Question

Find the value of \[{\cos ^{ - 1}}\left( {\cos \dfrac{{7{\rm{\pi }}}}{6}} \right)\]
A) \[\dfrac{{7{\rm{\pi }}}}{6}\]
B) \[\dfrac{{{\rm{5\pi }}}}{6}\]
C) \[\dfrac{{\rm{\pi }}}{3}\]
D) \[\dfrac{{\rm{\pi }}}{6}\]

Answer 1

Hint:
Here we have to use the basic concept of trigonometry to find out the value of the given equation. So we know that whenever a function is multiplied with its own inverse then that function cancels out. So same concept we have to apply in this question also to find the value of the given equation.

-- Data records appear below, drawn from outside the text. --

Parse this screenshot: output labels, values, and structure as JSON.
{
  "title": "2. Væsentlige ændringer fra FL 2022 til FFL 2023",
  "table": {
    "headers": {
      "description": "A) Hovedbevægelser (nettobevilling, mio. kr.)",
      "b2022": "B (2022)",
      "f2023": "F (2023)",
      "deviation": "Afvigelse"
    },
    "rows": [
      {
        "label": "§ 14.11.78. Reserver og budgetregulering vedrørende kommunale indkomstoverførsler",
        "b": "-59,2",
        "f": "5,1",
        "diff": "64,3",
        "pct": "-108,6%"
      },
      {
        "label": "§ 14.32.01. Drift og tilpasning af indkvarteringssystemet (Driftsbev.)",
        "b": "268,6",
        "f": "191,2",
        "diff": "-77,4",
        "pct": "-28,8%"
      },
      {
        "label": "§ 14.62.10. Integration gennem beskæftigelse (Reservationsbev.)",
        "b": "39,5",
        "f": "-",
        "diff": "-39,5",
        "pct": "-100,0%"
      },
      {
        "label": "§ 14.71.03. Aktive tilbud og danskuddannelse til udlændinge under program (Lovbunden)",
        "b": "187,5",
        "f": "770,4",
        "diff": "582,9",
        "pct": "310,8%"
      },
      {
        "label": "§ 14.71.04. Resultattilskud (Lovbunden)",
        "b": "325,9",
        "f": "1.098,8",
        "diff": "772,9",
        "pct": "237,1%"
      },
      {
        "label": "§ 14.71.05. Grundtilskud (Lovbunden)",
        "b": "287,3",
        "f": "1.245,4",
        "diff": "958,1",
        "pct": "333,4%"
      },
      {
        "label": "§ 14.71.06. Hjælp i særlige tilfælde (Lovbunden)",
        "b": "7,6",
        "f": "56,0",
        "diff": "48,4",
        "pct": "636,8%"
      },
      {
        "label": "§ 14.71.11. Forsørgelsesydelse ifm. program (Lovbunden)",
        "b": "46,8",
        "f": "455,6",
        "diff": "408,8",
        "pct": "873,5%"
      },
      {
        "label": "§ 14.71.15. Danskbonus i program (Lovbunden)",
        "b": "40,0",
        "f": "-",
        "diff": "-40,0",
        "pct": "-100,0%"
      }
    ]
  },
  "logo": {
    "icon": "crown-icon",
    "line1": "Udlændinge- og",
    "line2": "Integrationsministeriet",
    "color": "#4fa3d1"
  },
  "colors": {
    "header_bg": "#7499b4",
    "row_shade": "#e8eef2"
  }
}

Complete step by step solution:
So the given equation in the question is \[{\cos ^{ - 1}}\left( {\cos \dfrac{{7{\rm{\pi }}}}{6}} \right)\]
We can clearly see that in the given equation cos function is multiplying with its own cos inverse function. A function cancels out when it is multiplied with its own inverse function. Similarly in this equation also the cos function gets canceled out by its cos inverse function then we will get the remaining terms as the value of the given equation.
\[{\cos ^{ - 1}}\left( {\cos \dfrac{{7{\rm{\pi }}}}{6}} \right) = \dfrac{{7{\rm{\pi }}}}{6}\]
We can clearly see that \[\dfrac{{7{\rm{\pi }}}}{6}\] is the only remaining term from the equation when the cos function gets cancelled out its cos inverse function.
 Therefore, we get \[\dfrac{{7{\rm{\pi }}}}{6}\] as the value of the given equation.
Hence, \[{\cos ^{ - 1}}\left( {\cos \dfrac{{7{\rm{\pi }}}}{6}} \right)\]is equal to \[\dfrac{{7{\rm{\pi }}}}{6}\]

So, option A is correct.

Note:
Inverse of a function is the function which is totally opposite of the main function. The relation between the sides and angles of a right triangle is the basis for trigonometry. Right Triangle is a triangle where one of its interior angles is a right angle (90 degrees). The side opposite the right angle is called the hypotenuse. The sides adjacent to the right angle are called base.
We have to remember all the trigonometry formulas
\[{\rm{sin A = }}\dfrac{{{\text{side opposite to angle A}}}}{{{\text{hypotenuse}}}}\], \[{\rm{cos A = }}\dfrac{{{\text{side adjacent to angle A}}}}{{{\text{hypotenuse}}}}\], \[{\rm{tan A = }}\dfrac{{{\text{side opposite to angle A}}}}{{{\text{side adjacent to angle A}}}}\], \[{\rm{cot A = }}\dfrac{1}{{{\rm{tan A}}}}\], \[{\rm{sec A = }}\dfrac{1}{{{\rm{cos A}}}}\], \[{\rm{cosec A = }}\dfrac{1}{{{\rm{sin A}}}}\]